Et sans compter la multitude des grands écrivains et poètes Français.

 

Alors, comment en plus de trois siècles d’élites intellectuelles, on a pu niveler la pensée vers le bas à ce point ?

Ce phénomène est certainement en grande partie lié à la rupture provoquée par l’apparition des réseaux sociaux et aussi à la plus grande liberté d’expression de chaque personne.

Ils ont notamment permis, pendant la campagne du candidat Obama de mener des actions au plus proche des gens et de faire gagner la présentielle Américaine en novembre 2008.

Les réseaux sociaux étaient passés tout d’un coup, d’un outil communautaire ou groupusculaire à un outil d’influence nationale permettant de gagner les élections.

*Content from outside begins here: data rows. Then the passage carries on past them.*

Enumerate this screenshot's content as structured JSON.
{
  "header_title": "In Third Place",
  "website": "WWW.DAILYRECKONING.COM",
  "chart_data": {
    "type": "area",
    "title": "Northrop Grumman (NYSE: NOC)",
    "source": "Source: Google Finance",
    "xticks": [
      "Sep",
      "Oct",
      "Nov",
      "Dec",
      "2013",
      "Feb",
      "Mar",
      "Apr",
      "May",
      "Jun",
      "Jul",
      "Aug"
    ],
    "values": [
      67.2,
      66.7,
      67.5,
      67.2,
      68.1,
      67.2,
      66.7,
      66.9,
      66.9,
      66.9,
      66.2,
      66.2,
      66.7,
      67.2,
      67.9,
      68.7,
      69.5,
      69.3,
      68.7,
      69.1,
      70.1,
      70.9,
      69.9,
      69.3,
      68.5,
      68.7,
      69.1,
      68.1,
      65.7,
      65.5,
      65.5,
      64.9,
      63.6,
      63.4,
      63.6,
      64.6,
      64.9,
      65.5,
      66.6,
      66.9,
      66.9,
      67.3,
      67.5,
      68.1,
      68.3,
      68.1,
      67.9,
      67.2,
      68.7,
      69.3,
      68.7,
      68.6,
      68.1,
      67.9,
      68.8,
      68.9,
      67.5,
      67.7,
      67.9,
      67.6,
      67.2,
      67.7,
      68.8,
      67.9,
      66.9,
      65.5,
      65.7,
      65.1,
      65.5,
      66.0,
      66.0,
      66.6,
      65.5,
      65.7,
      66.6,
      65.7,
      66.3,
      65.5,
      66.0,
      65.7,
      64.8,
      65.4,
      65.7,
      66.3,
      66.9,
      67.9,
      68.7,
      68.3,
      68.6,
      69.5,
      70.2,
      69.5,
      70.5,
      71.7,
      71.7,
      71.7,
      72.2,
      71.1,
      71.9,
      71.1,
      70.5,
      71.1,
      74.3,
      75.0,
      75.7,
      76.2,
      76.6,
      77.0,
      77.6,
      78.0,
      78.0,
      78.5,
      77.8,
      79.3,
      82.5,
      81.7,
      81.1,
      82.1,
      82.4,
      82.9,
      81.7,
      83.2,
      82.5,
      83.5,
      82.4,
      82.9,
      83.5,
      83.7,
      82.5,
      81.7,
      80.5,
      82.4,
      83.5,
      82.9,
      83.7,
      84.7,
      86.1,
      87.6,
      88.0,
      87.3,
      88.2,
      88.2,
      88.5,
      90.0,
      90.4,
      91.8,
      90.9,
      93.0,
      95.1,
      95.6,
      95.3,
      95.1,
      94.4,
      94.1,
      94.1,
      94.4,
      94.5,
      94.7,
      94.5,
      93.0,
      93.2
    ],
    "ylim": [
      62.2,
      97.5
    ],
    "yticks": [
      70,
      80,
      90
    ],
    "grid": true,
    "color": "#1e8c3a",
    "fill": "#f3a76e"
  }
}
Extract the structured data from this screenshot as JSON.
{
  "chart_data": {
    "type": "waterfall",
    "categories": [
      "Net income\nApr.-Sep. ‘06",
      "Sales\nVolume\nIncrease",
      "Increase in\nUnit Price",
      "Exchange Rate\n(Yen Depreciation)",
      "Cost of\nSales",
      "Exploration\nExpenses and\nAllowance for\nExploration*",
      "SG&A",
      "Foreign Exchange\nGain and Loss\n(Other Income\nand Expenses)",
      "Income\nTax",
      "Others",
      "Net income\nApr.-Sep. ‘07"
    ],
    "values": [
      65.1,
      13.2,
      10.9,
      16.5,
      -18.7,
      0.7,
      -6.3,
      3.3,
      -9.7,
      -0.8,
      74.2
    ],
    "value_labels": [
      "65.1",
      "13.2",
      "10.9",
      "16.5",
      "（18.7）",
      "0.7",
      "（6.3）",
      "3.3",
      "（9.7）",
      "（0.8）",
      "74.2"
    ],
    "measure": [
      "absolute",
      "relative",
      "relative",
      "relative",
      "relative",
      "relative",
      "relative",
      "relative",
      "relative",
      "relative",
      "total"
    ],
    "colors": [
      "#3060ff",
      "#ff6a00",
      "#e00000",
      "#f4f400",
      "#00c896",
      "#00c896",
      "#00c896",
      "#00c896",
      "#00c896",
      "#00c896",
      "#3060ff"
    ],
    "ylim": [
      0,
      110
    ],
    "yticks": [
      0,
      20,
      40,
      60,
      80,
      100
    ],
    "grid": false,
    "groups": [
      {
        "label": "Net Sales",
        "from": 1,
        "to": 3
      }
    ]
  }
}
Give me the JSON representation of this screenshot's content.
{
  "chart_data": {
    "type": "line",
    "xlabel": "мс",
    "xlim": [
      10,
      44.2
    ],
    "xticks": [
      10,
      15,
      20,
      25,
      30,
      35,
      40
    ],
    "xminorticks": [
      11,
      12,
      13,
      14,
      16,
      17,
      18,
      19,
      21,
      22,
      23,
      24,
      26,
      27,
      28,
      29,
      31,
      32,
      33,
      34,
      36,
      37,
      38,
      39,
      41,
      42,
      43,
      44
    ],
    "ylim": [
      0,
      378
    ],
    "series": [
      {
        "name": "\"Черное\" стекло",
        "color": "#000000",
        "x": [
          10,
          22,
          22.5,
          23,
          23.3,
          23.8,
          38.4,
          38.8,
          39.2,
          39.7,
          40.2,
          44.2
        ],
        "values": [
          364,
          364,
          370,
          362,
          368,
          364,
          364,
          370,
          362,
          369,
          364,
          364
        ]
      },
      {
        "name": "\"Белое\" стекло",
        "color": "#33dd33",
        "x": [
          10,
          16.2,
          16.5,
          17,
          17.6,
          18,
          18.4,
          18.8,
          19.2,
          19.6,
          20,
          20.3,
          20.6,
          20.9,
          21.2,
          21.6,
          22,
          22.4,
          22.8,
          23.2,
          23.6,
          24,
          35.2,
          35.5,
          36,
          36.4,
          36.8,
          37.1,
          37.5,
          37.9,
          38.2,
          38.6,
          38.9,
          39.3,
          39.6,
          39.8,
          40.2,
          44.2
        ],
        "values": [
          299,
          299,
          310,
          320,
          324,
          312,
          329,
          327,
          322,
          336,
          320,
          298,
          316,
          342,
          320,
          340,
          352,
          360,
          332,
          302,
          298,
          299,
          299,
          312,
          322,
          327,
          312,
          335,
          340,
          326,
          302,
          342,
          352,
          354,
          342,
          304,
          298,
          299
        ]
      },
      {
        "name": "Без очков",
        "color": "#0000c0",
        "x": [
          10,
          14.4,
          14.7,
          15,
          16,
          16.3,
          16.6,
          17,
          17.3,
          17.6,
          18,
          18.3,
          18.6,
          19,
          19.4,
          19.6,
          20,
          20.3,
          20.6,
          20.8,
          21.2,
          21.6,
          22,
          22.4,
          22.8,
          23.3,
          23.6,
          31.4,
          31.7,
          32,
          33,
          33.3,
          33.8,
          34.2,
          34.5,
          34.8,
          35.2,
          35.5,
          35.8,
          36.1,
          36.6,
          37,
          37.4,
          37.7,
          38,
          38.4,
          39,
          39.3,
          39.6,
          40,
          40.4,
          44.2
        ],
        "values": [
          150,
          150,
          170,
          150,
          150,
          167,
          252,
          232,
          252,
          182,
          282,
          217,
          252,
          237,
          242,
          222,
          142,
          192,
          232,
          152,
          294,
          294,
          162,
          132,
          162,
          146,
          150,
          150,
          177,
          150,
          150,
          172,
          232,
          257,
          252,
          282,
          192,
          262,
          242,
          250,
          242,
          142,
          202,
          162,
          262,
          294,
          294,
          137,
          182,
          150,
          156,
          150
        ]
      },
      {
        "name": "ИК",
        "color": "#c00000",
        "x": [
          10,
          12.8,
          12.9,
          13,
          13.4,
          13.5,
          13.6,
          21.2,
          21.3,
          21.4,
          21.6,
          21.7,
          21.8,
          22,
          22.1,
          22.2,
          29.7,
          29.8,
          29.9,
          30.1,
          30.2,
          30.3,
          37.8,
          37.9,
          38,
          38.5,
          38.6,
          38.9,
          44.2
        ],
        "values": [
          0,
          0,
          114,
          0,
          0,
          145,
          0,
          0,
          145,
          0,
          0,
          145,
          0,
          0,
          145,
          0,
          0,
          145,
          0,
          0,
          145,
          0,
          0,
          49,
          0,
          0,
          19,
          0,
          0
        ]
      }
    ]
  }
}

Les réseaux sociaux ont précipité ou déclenché ce phénomène en colportant notamment des fake news et en alimentant les théories du complot et ainsi favorisant l’émergence de quelques groupes d’influence sur la toile, qui ont notamment aidé ou permis le vote du Brexit ou l’élection de D. Trump. Ce dernier a d’ailleurs été un des grands acteurs de cette Cancel culture par son utilisation compulsive des réseaux sociaux, en particulier Twitter, pour colporter informations fausses et contradictoires.

Autre facteur aggravant de la Cancel culture vient aussi de certains mouvements communautaires religieux ou complotistes ont bien compris quels avantages ils pouvaient tirer de ces nouvelles technologies pour développer des dérives sectaires et donc à favoriser leurs politiques visant à promouvoir l’obscurantisme.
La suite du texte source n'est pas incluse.